What does lots and lots mean? Seriously? How many?!
Here is a quote from the OECD (on its Starting Strong work) about quality childcare:
Results from PISA show that high performing education systems consistently prioritise the quality of their staff over the size of classes. OECDs work on early childhood education (Starting Strong 3) underlines the importance of having staff with proper educational qualifications and that staff qualifications are the best predictor of the quality of early childhood education and care
Andreas Schleicher, Deputy Director for Education and Special Adviser on Education Policy at the OECD
I find it hard to believe you found many if anyone who agreed with your proposals!
I would be very interested to know how and from where this group of childminders were recruited to consult on agency models.
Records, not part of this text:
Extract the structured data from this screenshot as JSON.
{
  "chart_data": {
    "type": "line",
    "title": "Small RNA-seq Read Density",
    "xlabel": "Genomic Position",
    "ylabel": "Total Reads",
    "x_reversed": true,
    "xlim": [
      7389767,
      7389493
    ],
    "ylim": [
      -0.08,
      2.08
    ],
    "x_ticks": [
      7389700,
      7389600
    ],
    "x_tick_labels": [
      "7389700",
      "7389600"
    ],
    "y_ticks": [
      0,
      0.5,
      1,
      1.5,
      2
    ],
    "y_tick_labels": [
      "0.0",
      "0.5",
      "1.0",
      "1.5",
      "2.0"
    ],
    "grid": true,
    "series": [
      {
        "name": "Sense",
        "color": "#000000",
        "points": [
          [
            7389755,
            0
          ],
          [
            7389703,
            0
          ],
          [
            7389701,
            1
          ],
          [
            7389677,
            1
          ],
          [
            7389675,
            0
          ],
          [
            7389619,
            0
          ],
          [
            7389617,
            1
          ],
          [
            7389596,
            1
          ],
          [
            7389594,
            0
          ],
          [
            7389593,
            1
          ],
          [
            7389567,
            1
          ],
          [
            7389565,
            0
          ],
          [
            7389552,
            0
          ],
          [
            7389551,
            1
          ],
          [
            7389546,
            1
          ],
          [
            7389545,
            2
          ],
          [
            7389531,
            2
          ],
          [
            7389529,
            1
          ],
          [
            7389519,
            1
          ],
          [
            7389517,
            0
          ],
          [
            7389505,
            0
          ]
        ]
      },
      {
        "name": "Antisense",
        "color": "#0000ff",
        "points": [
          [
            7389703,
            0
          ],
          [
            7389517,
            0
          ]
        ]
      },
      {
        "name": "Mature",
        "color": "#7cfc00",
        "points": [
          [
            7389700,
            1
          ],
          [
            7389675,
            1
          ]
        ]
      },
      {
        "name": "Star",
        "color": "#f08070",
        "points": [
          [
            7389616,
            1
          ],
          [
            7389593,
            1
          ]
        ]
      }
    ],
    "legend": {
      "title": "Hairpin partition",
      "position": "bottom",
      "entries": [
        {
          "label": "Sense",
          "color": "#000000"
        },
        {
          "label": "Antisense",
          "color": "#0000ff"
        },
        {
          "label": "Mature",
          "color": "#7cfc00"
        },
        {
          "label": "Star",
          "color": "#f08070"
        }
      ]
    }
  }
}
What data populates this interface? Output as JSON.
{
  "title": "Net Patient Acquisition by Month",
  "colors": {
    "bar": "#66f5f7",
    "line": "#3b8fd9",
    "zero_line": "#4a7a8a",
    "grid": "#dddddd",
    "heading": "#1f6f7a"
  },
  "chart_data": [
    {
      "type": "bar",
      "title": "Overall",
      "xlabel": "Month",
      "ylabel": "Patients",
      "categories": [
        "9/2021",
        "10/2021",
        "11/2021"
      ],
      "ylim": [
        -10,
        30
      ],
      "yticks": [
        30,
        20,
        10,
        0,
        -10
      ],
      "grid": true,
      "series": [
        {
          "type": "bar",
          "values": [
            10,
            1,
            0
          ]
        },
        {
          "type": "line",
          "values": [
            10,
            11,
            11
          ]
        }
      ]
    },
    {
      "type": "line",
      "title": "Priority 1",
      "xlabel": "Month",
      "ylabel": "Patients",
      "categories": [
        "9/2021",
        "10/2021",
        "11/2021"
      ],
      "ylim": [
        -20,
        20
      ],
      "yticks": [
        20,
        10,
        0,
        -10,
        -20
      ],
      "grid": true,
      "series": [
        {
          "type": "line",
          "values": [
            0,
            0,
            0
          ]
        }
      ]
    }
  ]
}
To my knowledge none of my colleagues in the NCMA have been approached nor have any of the child minders I link with from across the country via social media
Hello Liz, thank you for braving mumsnet today, I can't imagine you woke up his morning looking forward to this. I wrote a blog article about how I've just been made redundant and can't find work that will pay enough for childcare anymore, but that I'm still against the ratio changes (which mumsnet kindly linked to on the blog you wrote for them.) looking here and elsewhere the feeling from parents and childcare workers seems to be very anti the changes, although obviously we all want decent wages for those who work in Childcare and to be able to afford it ourselves! With this in mind please can you reassure us that if the consultation the government is doing shows that the public really are against these changes then they won't be pushed through. Cheers.